Still, Toney said his weight was not a factor.

"I was 100 percent," he said.

Rahman disagreed: "If he comes in at 220 it's a much better fight. I don't think he was 100 percent. You could tell by how much he weighed. I wasn't hurt and I felt like I hit him with a lot of clean shots."

Toney trainer Freddie Roach, who once admitted that his fighter, Bobby Pacquiao, had received a gift from the judges in a decision win against Carlos Hernandez, said he truly believed Toney won.

"It was a tactical fight and they were our tactics," Roach said. "The fight went the way we wanted it to go."

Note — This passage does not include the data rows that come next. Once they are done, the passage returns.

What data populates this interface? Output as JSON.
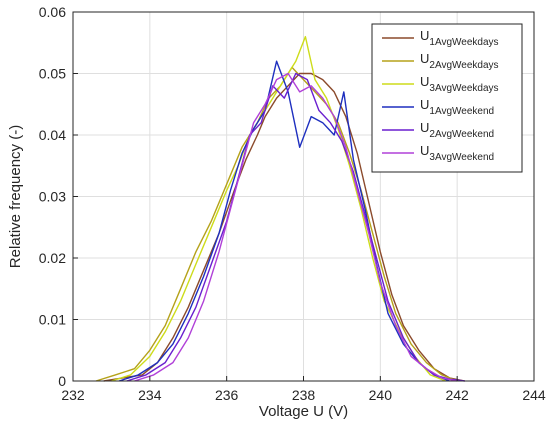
{
  "chart_data": {
    "type": "line",
    "xlabel": "Voltage U (V)",
    "ylabel": "Relative frequency (-)",
    "xlim": [
      232,
      244
    ],
    "ylim": [
      0,
      0.06
    ],
    "x_ticks": [
      232,
      234,
      236,
      238,
      240,
      242,
      244
    ],
    "x_tick_labels": [
      "232",
      "234",
      "236",
      "238",
      "240",
      "242",
      "244"
    ],
    "y_ticks": [
      0,
      0.01,
      0.02,
      0.03,
      0.04,
      0.05,
      0.06
    ],
    "y_tick_labels": [
      "0",
      "0.01",
      "0.02",
      "0.03",
      "0.04",
      "0.05",
      "0.06"
    ],
    "grid": true,
    "legend_position": "top-right",
    "series": [
      {
        "name": "U1AvgWeekdays",
        "base": "U",
        "sub": "1AvgWeekdays",
        "color": "#8B4A2B",
        "x": [
          232.8,
          233.3,
          233.8,
          234.2,
          234.6,
          235.0,
          235.4,
          235.8,
          236.2,
          236.5,
          236.8,
          237.0,
          237.3,
          237.6,
          237.9,
          238.2,
          238.5,
          238.8,
          239.1,
          239.4,
          239.7,
          240.0,
          240.3,
          240.6,
          241.0,
          241.4,
          241.8,
          242.2
        ],
        "y": [
          0.0,
          0.0005,
          0.001,
          0.003,
          0.007,
          0.012,
          0.018,
          0.024,
          0.031,
          0.036,
          0.04,
          0.043,
          0.046,
          0.048,
          0.05,
          0.05,
          0.049,
          0.047,
          0.043,
          0.037,
          0.029,
          0.021,
          0.014,
          0.009,
          0.005,
          0.002,
          0.0005,
          0.0
        ]
      },
      {
        "name": "U2AvgWeekdays",
        "base": "U",
        "sub": "2AvgWeekdays",
        "color": "#B5A21A",
        "x": [
          232.6,
          233.1,
          233.6,
          234.0,
          234.4,
          234.8,
          235.2,
          235.6,
          236.0,
          236.4,
          236.8,
          237.1,
          237.4,
          237.7,
          238.0,
          238.3,
          238.6,
          238.9,
          239.2,
          239.5,
          239.8,
          240.1,
          240.4,
          240.8,
          241.2,
          241.6,
          242.0
        ],
        "y": [
          0.0,
          0.001,
          0.002,
          0.005,
          0.009,
          0.015,
          0.021,
          0.026,
          0.032,
          0.038,
          0.042,
          0.046,
          0.048,
          0.051,
          0.049,
          0.047,
          0.045,
          0.042,
          0.037,
          0.031,
          0.024,
          0.017,
          0.011,
          0.006,
          0.003,
          0.001,
          0.0
        ]
      },
      {
        "name": "U3AvgWeekdays",
        "base": "U",
        "sub": "3AvgWeekdays",
        "color": "#CDDC1A",
        "x": [
          233.0,
          233.5,
          234.0,
          234.4,
          234.8,
          235.2,
          235.6,
          236.0,
          236.3,
          236.6,
          236.9,
          237.2,
          237.5,
          237.8,
          238.05,
          238.3,
          238.6,
          238.9,
          239.2,
          239.5,
          239.8,
          240.1,
          240.5,
          240.9,
          241.3,
          241.7
        ],
        "y": [
          0.0,
          0.001,
          0.004,
          0.008,
          0.013,
          0.019,
          0.025,
          0.031,
          0.035,
          0.04,
          0.043,
          0.046,
          0.049,
          0.052,
          0.056,
          0.049,
          0.046,
          0.041,
          0.035,
          0.028,
          0.02,
          0.013,
          0.008,
          0.004,
          0.001,
          0.0
        ]
      },
      {
        "name": "U1AvgWeekend",
        "base": "U",
        "sub": "1AvgWeekend",
        "color": "#1E2FBF",
        "x": [
          233.2,
          233.7,
          234.2,
          234.6,
          235.0,
          235.4,
          235.8,
          236.1,
          236.4,
          236.7,
          237.0,
          237.3,
          237.6,
          237.9,
          238.2,
          238.5,
          238.8,
          239.05,
          239.3,
          239.6,
          239.9,
          240.2,
          240.6,
          241.0,
          241.4,
          241.8
        ],
        "y": [
          0.0,
          0.001,
          0.003,
          0.006,
          0.011,
          0.017,
          0.024,
          0.031,
          0.037,
          0.041,
          0.044,
          0.052,
          0.047,
          0.038,
          0.043,
          0.042,
          0.04,
          0.047,
          0.036,
          0.028,
          0.019,
          0.011,
          0.006,
          0.003,
          0.001,
          0.0
        ]
      },
      {
        "name": "U2AvgWeekend",
        "base": "U",
        "sub": "2AvgWeekend",
        "color": "#6A1FCF",
        "x": [
          233.4,
          233.9,
          234.4,
          234.8,
          235.2,
          235.6,
          236.0,
          236.3,
          236.6,
          236.9,
          237.2,
          237.5,
          237.8,
          238.1,
          238.4,
          238.7,
          239.0,
          239.3,
          239.6,
          239.9,
          240.2,
          240.6,
          241.0,
          241.4,
          241.8,
          242.2
        ],
        "y": [
          0.0,
          0.001,
          0.003,
          0.007,
          0.012,
          0.019,
          0.026,
          0.033,
          0.04,
          0.042,
          0.048,
          0.046,
          0.05,
          0.049,
          0.044,
          0.042,
          0.039,
          0.034,
          0.027,
          0.02,
          0.013,
          0.007,
          0.003,
          0.001,
          0.0003,
          0.0
        ]
      },
      {
        "name": "U3AvgWeekend",
        "base": "U",
        "sub": "3AvgWeekend",
        "color": "#B040D8",
        "x": [
          233.6,
          234.1,
          234.6,
          235.0,
          235.4,
          235.8,
          236.1,
          236.4,
          236.7,
          237.0,
          237.3,
          237.6,
          237.9,
          238.2,
          238.5,
          238.8,
          239.1,
          239.4,
          239.7,
          240.0,
          240.4,
          240.8,
          241.2,
          241.6,
          242.0
        ],
        "y": [
          0.0,
          0.001,
          0.003,
          0.007,
          0.013,
          0.021,
          0.028,
          0.035,
          0.042,
          0.045,
          0.049,
          0.05,
          0.047,
          0.048,
          0.046,
          0.043,
          0.038,
          0.031,
          0.024,
          0.016,
          0.009,
          0.004,
          0.002,
          0.0005,
          0.0
        ]
      }
    ]
  }
}
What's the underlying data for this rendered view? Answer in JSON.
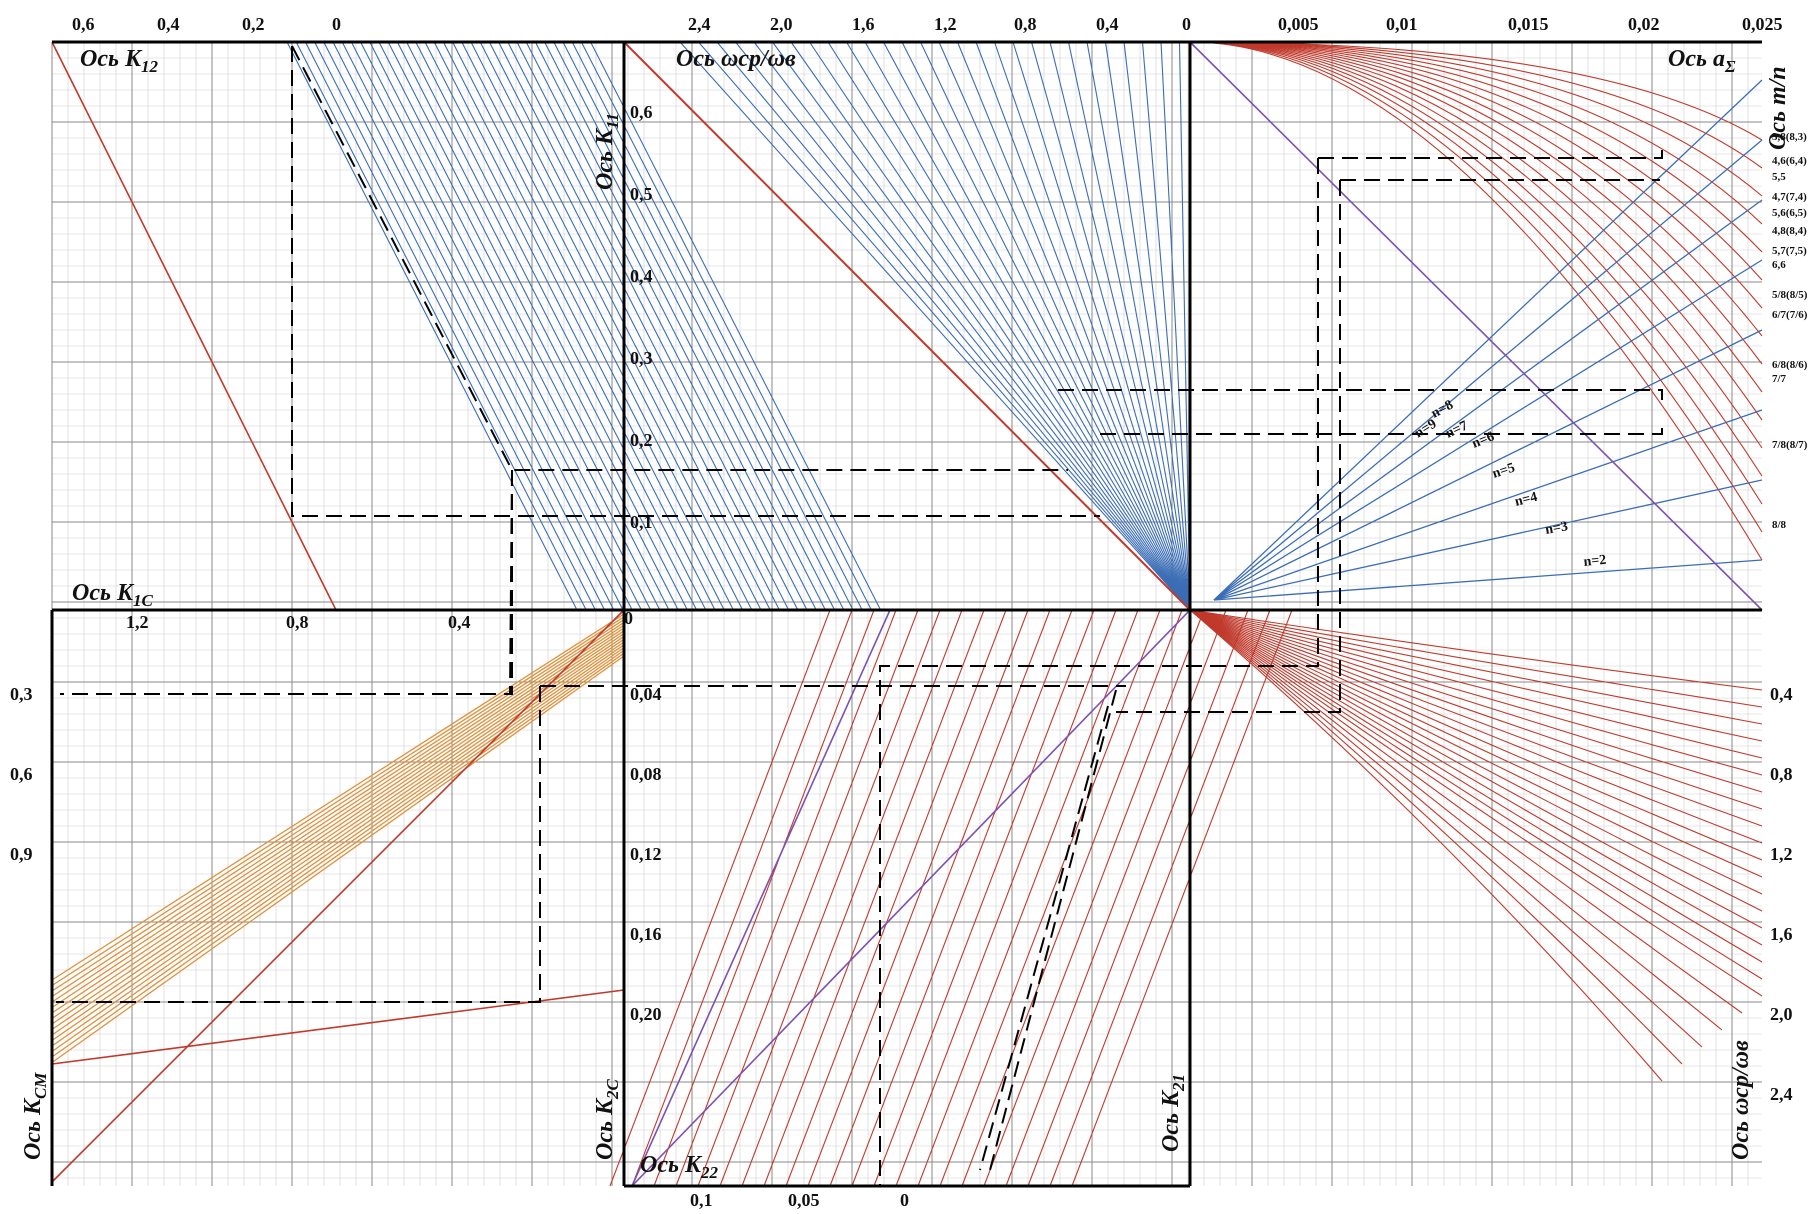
{
  "colors": {
    "blue": "#3b6db5",
    "red": "#c0392b",
    "orange": "#e0903a",
    "purple": "#7b52b0",
    "axis": "#000000"
  },
  "axis_titles": {
    "k12": "Ось K",
    "k12_sub": "12",
    "wsr_top": "Ось ωср/ωв",
    "k11": "Ось K",
    "k11_sub": "11",
    "a_sigma": "Ось a",
    "a_sigma_sub": "Σ",
    "m_n": "Ось m/n",
    "k1c": "Ось K",
    "k1c_sub": "1C",
    "kcm": "Ось K",
    "kcm_sub": "CM",
    "k2c": "Ось K",
    "k2c_sub": "2C",
    "k22": "Ось K",
    "k22_sub": "22",
    "k21": "Ось K",
    "k21_sub": "21",
    "wsr_right": "Ось ωср/ωв"
  },
  "chart_data": {
    "type": "nomogram",
    "quadrants": [
      {
        "name": "K12",
        "axis_ticks": [
          "0,6",
          "0,4",
          "0,2",
          "0"
        ]
      },
      {
        "name": "ωср/ωв vs K11",
        "top_ticks": [
          "2,4",
          "2,0",
          "1,6",
          "1,2",
          "0,8",
          "0,4",
          "0"
        ],
        "left_ticks": [
          "0,6",
          "0,5",
          "0,4",
          "0,3",
          "0,2",
          "0,1"
        ]
      },
      {
        "name": "aΣ vs m/n",
        "top_ticks": [
          "0,005",
          "0,01",
          "0,015",
          "0,02",
          "0,025"
        ],
        "curve_labels": [
          "3,8(8,3)",
          "4,6(6,4)",
          "5,5",
          "4,7(7,4)",
          "5,6(6,5)",
          "4,8(8,4)",
          "5,7(7,5)",
          "6,6",
          "5/8(8/5)",
          "6/7(7/6)",
          "6/8(8/6)",
          "7/7",
          "7/8(8/7)",
          "8/8"
        ],
        "n_lines": [
          "n=9",
          "n=8",
          "n=7",
          "n=6",
          "n=5",
          "n=4",
          "n=3",
          "n=2"
        ]
      },
      {
        "name": "K1C vs KCM",
        "top_ticks": [
          "1,2",
          "0,8",
          "0,4"
        ],
        "left_ticks": [
          "0,3",
          "0,6",
          "0,9"
        ]
      },
      {
        "name": "K2C vs K22",
        "left_ticks": [
          "0",
          "0,04",
          "0,08",
          "0,12",
          "0,16",
          "0,20"
        ],
        "bottom_ticks": [
          "0,1",
          "0,05",
          "0"
        ]
      },
      {
        "name": "ωср/ωв (right)",
        "right_ticks": [
          "0,4",
          "0,8",
          "1,2",
          "1,6",
          "2,0",
          "2,4"
        ]
      }
    ]
  }
}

The tactics were to lure Rahman in and fight him on the inside where the shorter Toney could work the body and use his left hooks.

Rahman said his plan was to use the jab but he was fine with working on the inside when he realized he could.

"I was competitive inside," Rahman said. "I thought it would be harder inside and it wasn't so I was comfortable fighting him on the inside even though the game plan was to use the jab."

When they were fighting on the outside, Toney missed with an inordinate number of wild overhand rights.

In the end, it all amounted to a mundane fight, and it certainly didn't live up to the pre-fight boasts of a knockout win by each man, especially after their December scuffle at a WBC function in Cancun, Mexico, figured to pick up where it left off.

Little is settled about the state of the division from the draw verdict, however it could gain more clarity next month. Byrd goes to Germany to defend against Wladimir Klitschko in a rematch and the winner could face Rahman by the end of the year.

Dan Rafael is the boxing writer for ESPN.com.